PUBLISHED: 14:11 08 March 2011

NEVER FORGOTTEN: Daz Cope.

NEVER FORGOTTEN: Daz Cope.

Archant

Darryl Malvin Cope (Daz) was just three weeks off his 21st birthday when he was killed aboard HMS Sheffield in the Falklands War. Almost 30 years later, his mum, Marge, is thrilled to bits that Alan Rowe MBE is taking a memorial for Daz to the islands.

Alan Rowe MBE with pennants made by M5 Textiles.

THE life of sailor Darryl Malvin Cope will be commemorated with a specially made memorial in the Falkland Islands later this month – thanks to the founder of a Honiton-based charity.

Darryl, known as Daz, was a catering assistant aboard HMS Sheffield when the Type 42 destroyer was struck by an Exocet missile on May 4 in 1982.

Daz, the second son of Marge and Don Cope, was one of 20 to die in the attack and the ship later sank – the first Royal Navy vessel to succumb to an enemy in 40 years.

Daz died just three weeks short of his 21st birthday.

After reading in this newspaper that Honiton barber Alan Rowe MBE is due to travel to the Falklands to take part in the Stanley Marathon on March 20, Marge asked if a memorial could be taken there in her son’s memory.

Mr Rowe was happy to accept the request and a wooden pebble, made from East Devon oak, is to carry a plaque bearing Daz’s name.

Retired colonel Richard Sidwell offered to make the memorial and the finished product is superb.

Marge told the Midweek Herald: “I am absolutely thrilled to bits.”

Falkland Islanders are queuing up to welcome Mr Rowe to Port Stanley.

The founder of the Baton charity, which promotes a non-political message of support for service personnel and their families, aims to visit as many battle memorials as possible.

Children from primary and secondary schools on the islands will run with him during a Baton relay from Port Stanley to Mount Tumbledown, the former scene of a fierce battle.

Mr Rowe will also meet the islands’ governor and present him with a pennant bearing the seal of Honiton Town Council, by kind permission of Councillor Peter Fleming, the Mayor of Honiton.

Another pennant, from Honiton Running Club, of which Mr Rowe is president, will be presented to runners on the Falklands.

Pennants made for the Baton charity will be presented to the schools.

Mr Rowe will be a special guest during a service at Christ Church Cathedral, which will be relayed to all the Falkland Islands.

During the service, which will be led by the Reverend Richard Hines, Mr Rowe will be interviewed about the Baton.

He will, of course, be carrying the Baton, made from the handle of a stretcher used in Afghanistan, when he takes part in the marathon.

“I can’t think of a better place to take it,” he told the Midweek Herald.

“We lost 257 servicemen in the Falklands, but it is estimated that around a further 400 have taken their own lives since.

“This epitomises why I started the Baton charity. War is not the end of the suffering.

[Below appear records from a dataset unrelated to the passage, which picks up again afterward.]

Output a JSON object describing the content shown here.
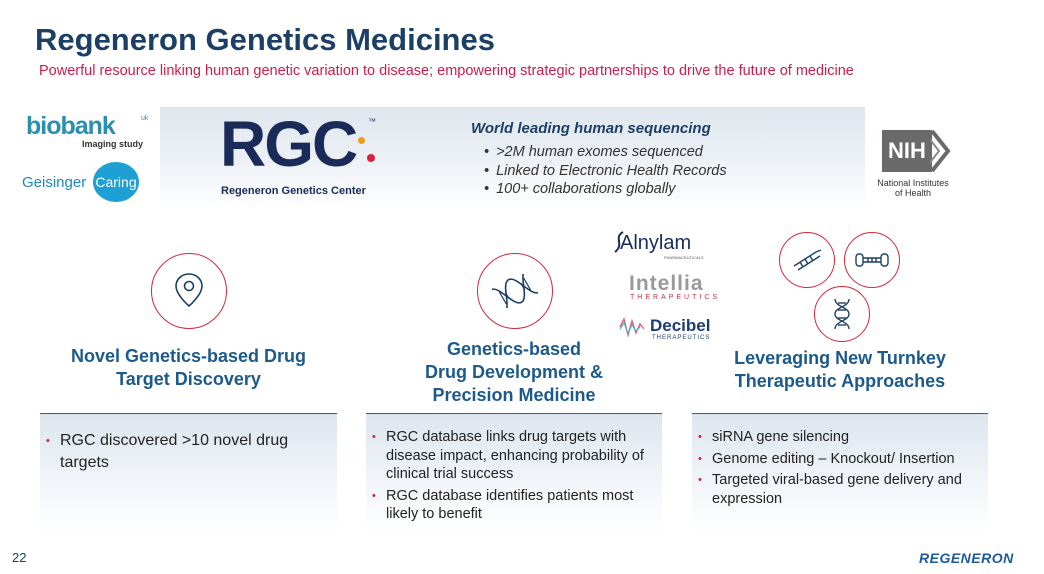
{
  "title": "Regeneron Genetics Medicines",
  "subtitle": "Powerful resource linking human genetic variation to disease; empowering strategic partnerships to drive the future of medicine",
  "banner": {
    "logos_left": {
      "biobank": {
        "word": "biobank",
        "superscript": "uk",
        "sub": "Imaging study"
      },
      "geisinger": {
        "word": "Geisinger",
        "badge": "Caring"
      }
    },
    "rgc": {
      "letters": "RGC",
      "tm": "™",
      "caption": "Regeneron Genetics Center"
    },
    "world_leading": {
      "heading": "World leading human sequencing",
      "items": [
        ">2M human exomes sequenced",
        "Linked to Electronic Health Records",
        "100+ collaborations globally"
      ]
    },
    "nih": {
      "mark": "NIH",
      "caption_line1": "National Institutes",
      "caption_line2": "of Health"
    }
  },
  "columns": [
    {
      "title_line1": "Novel Genetics-based Drug",
      "title_line2": "Target Discovery",
      "icon": "location-pin-icon",
      "bullets": [
        "RGC discovered >10 novel drug targets"
      ]
    },
    {
      "title_line1": "Genetics-based",
      "title_line2": "Drug Development &",
      "title_line3": "Precision Medicine",
      "icon": "dna-icon",
      "bullets": [
        "RGC database links drug targets with disease impact, enhancing probability of clinical trial success",
        "RGC database identifies patients most likely to benefit"
      ]
    },
    {
      "title_line1": "Leveraging New Turnkey",
      "title_line2": "Therapeutic Approaches",
      "icon": "therapeutic-approaches-icons",
      "bullets": [
        "siRNA gene silencing",
        "Genome editing – Knockout/ Insertion",
        "Targeted viral-based gene delivery and expression"
      ]
    }
  ],
  "partners": {
    "alnylam": {
      "word": "Alnylam",
      "sub": "PHARMACEUTICALS"
    },
    "intellia": {
      "word": "Intellia",
      "sub": "THERAPEUTICS"
    },
    "decibel": {
      "word": "Decibel",
      "sub": "THERAPEUTICS"
    }
  },
  "footer": {
    "page_number": "22",
    "logo": "REGENERON"
  },
  "colors": {
    "title": "#1c3f66",
    "accent_red": "#d01c4a",
    "column_title": "#1c5a8c",
    "banner": "#dfe6ee"
  }
}
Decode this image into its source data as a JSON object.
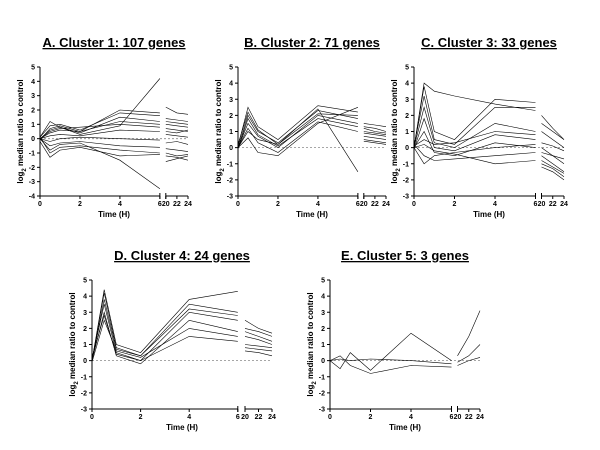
{
  "chart_data": [
    {
      "type": "line",
      "title": "A. Cluster 1: 107 genes",
      "xlabel": "Time (H)",
      "ylabel": "log2 median ratio to control",
      "x": [
        0,
        0.5,
        1,
        2,
        4,
        6,
        20,
        22,
        24
      ],
      "xticks": [
        0,
        2,
        4,
        6,
        20,
        22,
        24
      ],
      "ylim": [
        -4,
        5
      ],
      "yticks": [
        -4,
        -3,
        -2,
        -1,
        0,
        1,
        2,
        3,
        4,
        5
      ],
      "grid": false,
      "series": [
        {
          "values": [
            0.0,
            0.6,
            0.8,
            0.4,
            1.5,
            1.2,
            1.0,
            0.9,
            0.8
          ]
        },
        {
          "values": [
            0.1,
            0.9,
            1.0,
            0.6,
            1.8,
            1.6,
            1.2,
            1.1,
            1.0
          ]
        },
        {
          "values": [
            0.0,
            0.4,
            0.6,
            0.5,
            1.2,
            1.0,
            0.7,
            0.6,
            0.5
          ]
        },
        {
          "values": [
            -0.1,
            0.7,
            0.9,
            0.5,
            2.0,
            1.8,
            1.4,
            1.3,
            1.2
          ]
        },
        {
          "values": [
            0.0,
            -0.5,
            -0.3,
            -0.2,
            -0.5,
            -0.6,
            -0.7,
            -0.8,
            -0.9
          ]
        },
        {
          "values": [
            0.1,
            -1.0,
            -0.6,
            -0.5,
            -0.8,
            -1.0,
            -1.2,
            -1.3,
            -1.5
          ]
        },
        {
          "values": [
            -0.2,
            -1.3,
            -0.8,
            -0.6,
            -1.2,
            -1.1,
            -1.6,
            -1.4,
            -1.2
          ]
        },
        {
          "values": [
            0.0,
            0.2,
            0.3,
            0.2,
            0.6,
            0.5,
            0.3,
            0.2,
            0.1
          ]
        },
        {
          "values": [
            0.0,
            -0.2,
            0.0,
            0.1,
            0.0,
            -0.1,
            -0.3,
            -0.2,
            -0.4
          ]
        },
        {
          "values": [
            0.1,
            1.2,
            0.8,
            0.3,
            0.9,
            4.2,
            2.2,
            1.8,
            1.7
          ]
        },
        {
          "values": [
            0.0,
            -0.8,
            -0.4,
            -0.3,
            -1.5,
            -3.5,
            -1.0,
            -1.2,
            -1.1
          ]
        },
        {
          "values": [
            0.0,
            0.5,
            0.7,
            0.8,
            1.0,
            0.8,
            0.5,
            0.4,
            0.6
          ]
        }
      ]
    },
    {
      "type": "line",
      "title": "B. Cluster 2: 71 genes",
      "xlabel": "Time (H)",
      "ylabel": "log2 median ratio to control",
      "x": [
        0,
        0.5,
        1,
        2,
        4,
        6,
        20,
        22,
        24
      ],
      "xticks": [
        0,
        2,
        4,
        6,
        20,
        22,
        24
      ],
      "ylim": [
        -3,
        5
      ],
      "yticks": [
        -3,
        -2,
        -1,
        0,
        1,
        2,
        3,
        4,
        5
      ],
      "grid": false,
      "series": [
        {
          "values": [
            0.0,
            2.0,
            1.0,
            0.3,
            2.3,
            1.8,
            1.2,
            1.0,
            0.9
          ]
        },
        {
          "values": [
            0.1,
            2.5,
            1.3,
            0.5,
            2.6,
            2.2,
            1.5,
            1.4,
            1.3
          ]
        },
        {
          "values": [
            0.0,
            1.5,
            0.7,
            0.0,
            2.0,
            1.5,
            0.9,
            0.8,
            0.7
          ]
        },
        {
          "values": [
            -0.1,
            1.8,
            0.8,
            0.1,
            1.8,
            1.3,
            0.7,
            0.6,
            0.5
          ]
        },
        {
          "values": [
            0.0,
            1.2,
            0.3,
            -0.3,
            1.6,
            1.0,
            0.5,
            0.4,
            0.3
          ]
        },
        {
          "values": [
            0.2,
            2.2,
            1.1,
            0.2,
            2.1,
            2.0,
            1.3,
            1.2,
            1.0
          ]
        },
        {
          "values": [
            0.0,
            0.6,
            -0.3,
            -0.5,
            1.5,
            2.5,
            1.0,
            0.9,
            0.8
          ]
        },
        {
          "values": [
            0.0,
            1.0,
            0.5,
            0.2,
            2.4,
            -1.5,
            0.4,
            0.3,
            0.2
          ]
        }
      ]
    },
    {
      "type": "line",
      "title": "C. Cluster 3: 33 genes",
      "xlabel": "Time (H)",
      "ylabel": "log2 median ratio to control",
      "x": [
        0,
        0.5,
        1,
        2,
        4,
        6,
        20,
        22,
        24
      ],
      "xticks": [
        0,
        2,
        4,
        6,
        20,
        22,
        24
      ],
      "ylim": [
        -3,
        5
      ],
      "yticks": [
        -3,
        -2,
        -1,
        0,
        1,
        2,
        3,
        4,
        5
      ],
      "grid": false,
      "series": [
        {
          "values": [
            0.0,
            3.8,
            1.0,
            0.5,
            3.0,
            2.8,
            2.0,
            1.2,
            0.5
          ]
        },
        {
          "values": [
            0.1,
            3.2,
            0.5,
            0.2,
            2.5,
            2.5,
            1.0,
            0.5,
            0.0
          ]
        },
        {
          "values": [
            0.0,
            2.5,
            0.3,
            0.0,
            1.5,
            1.0,
            0.0,
            -0.5,
            -1.0
          ]
        },
        {
          "values": [
            -0.1,
            1.8,
            0.0,
            -0.2,
            0.8,
            0.5,
            -0.5,
            -1.0,
            -1.5
          ]
        },
        {
          "values": [
            0.0,
            1.0,
            -0.3,
            -0.5,
            0.3,
            0.0,
            -1.0,
            -1.3,
            -1.8
          ]
        },
        {
          "values": [
            0.2,
            -0.5,
            -0.8,
            -0.7,
            -0.5,
            -0.3,
            -0.8,
            -1.2,
            -1.6
          ]
        },
        {
          "values": [
            0.0,
            -1.0,
            -0.5,
            -0.3,
            0.0,
            0.2,
            -0.3,
            -0.5,
            -0.7
          ]
        },
        {
          "values": [
            0.1,
            0.5,
            0.2,
            0.3,
            1.0,
            0.8,
            0.3,
            0.1,
            -0.2
          ]
        },
        {
          "values": [
            0.0,
            4.0,
            3.5,
            3.2,
            2.7,
            2.3,
            1.5,
            1.0,
            0.5
          ]
        },
        {
          "values": [
            0.0,
            0.2,
            -0.2,
            -0.4,
            -1.0,
            -0.8,
            -1.2,
            -1.5,
            -2.0
          ]
        }
      ]
    },
    {
      "type": "line",
      "title": "D. Cluster 4: 24 genes",
      "xlabel": "Time (H)",
      "ylabel": "log2 median ratio to control",
      "x": [
        0,
        0.5,
        1,
        2,
        4,
        6,
        20,
        22,
        24
      ],
      "xticks": [
        0,
        2,
        4,
        6,
        20,
        22,
        24
      ],
      "ylim": [
        -3,
        5
      ],
      "yticks": [
        -3,
        -2,
        -1,
        0,
        1,
        2,
        3,
        4,
        5
      ],
      "grid": false,
      "series": [
        {
          "values": [
            0.0,
            4.2,
            0.8,
            0.3,
            3.5,
            3.0,
            2.0,
            1.8,
            1.5
          ]
        },
        {
          "values": [
            0.1,
            3.5,
            0.5,
            0.0,
            3.0,
            2.5,
            1.5,
            1.3,
            1.0
          ]
        },
        {
          "values": [
            0.0,
            3.0,
            0.3,
            -0.2,
            2.5,
            1.8,
            1.0,
            0.9,
            0.8
          ]
        },
        {
          "values": [
            -0.1,
            2.5,
            0.6,
            0.2,
            2.0,
            1.5,
            0.8,
            0.7,
            0.6
          ]
        },
        {
          "values": [
            0.0,
            4.4,
            1.0,
            0.5,
            3.8,
            4.3,
            2.5,
            2.0,
            1.7
          ]
        },
        {
          "values": [
            0.2,
            2.8,
            0.4,
            0.0,
            1.5,
            1.2,
            0.6,
            0.5,
            0.3
          ]
        },
        {
          "values": [
            0.0,
            3.8,
            0.7,
            0.3,
            3.2,
            2.8,
            1.8,
            1.5,
            1.2
          ]
        }
      ]
    },
    {
      "type": "line",
      "title": "E. Cluster 5: 3 genes",
      "xlabel": "Time (H)",
      "ylabel": "log2 median ratio to control",
      "x": [
        0,
        0.5,
        1,
        2,
        4,
        6,
        20,
        22,
        24
      ],
      "xticks": [
        0,
        2,
        4,
        6,
        20,
        22,
        24
      ],
      "ylim": [
        -3,
        5
      ],
      "yticks": [
        -3,
        -2,
        -1,
        0,
        1,
        2,
        3,
        4,
        5
      ],
      "grid": false,
      "series": [
        {
          "values": [
            0.0,
            -0.5,
            0.5,
            -0.6,
            1.7,
            0.0,
            0.3,
            1.5,
            3.1
          ]
        },
        {
          "values": [
            0.0,
            0.3,
            -0.3,
            -0.8,
            -0.3,
            -0.4,
            -0.3,
            0.0,
            0.2
          ]
        },
        {
          "values": [
            0.0,
            0.1,
            0.0,
            0.1,
            0.0,
            -0.2,
            -0.1,
            0.3,
            1.0
          ]
        }
      ]
    }
  ]
}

“For a person to commit suicide after taking part in a military engagement means they must have suffered from so much.

“That suffering would have been shared by their families and, for them, the suffering will go on for a lifetime.”

Mr Rowe is being flown to the Falklands by the RAF and will be accompanied by Baton supporter Commodore Tim Lowe.

Mr Rowe added: “We must have patience and tolerance for those who have been through conflicts and do what we can to help and support them.”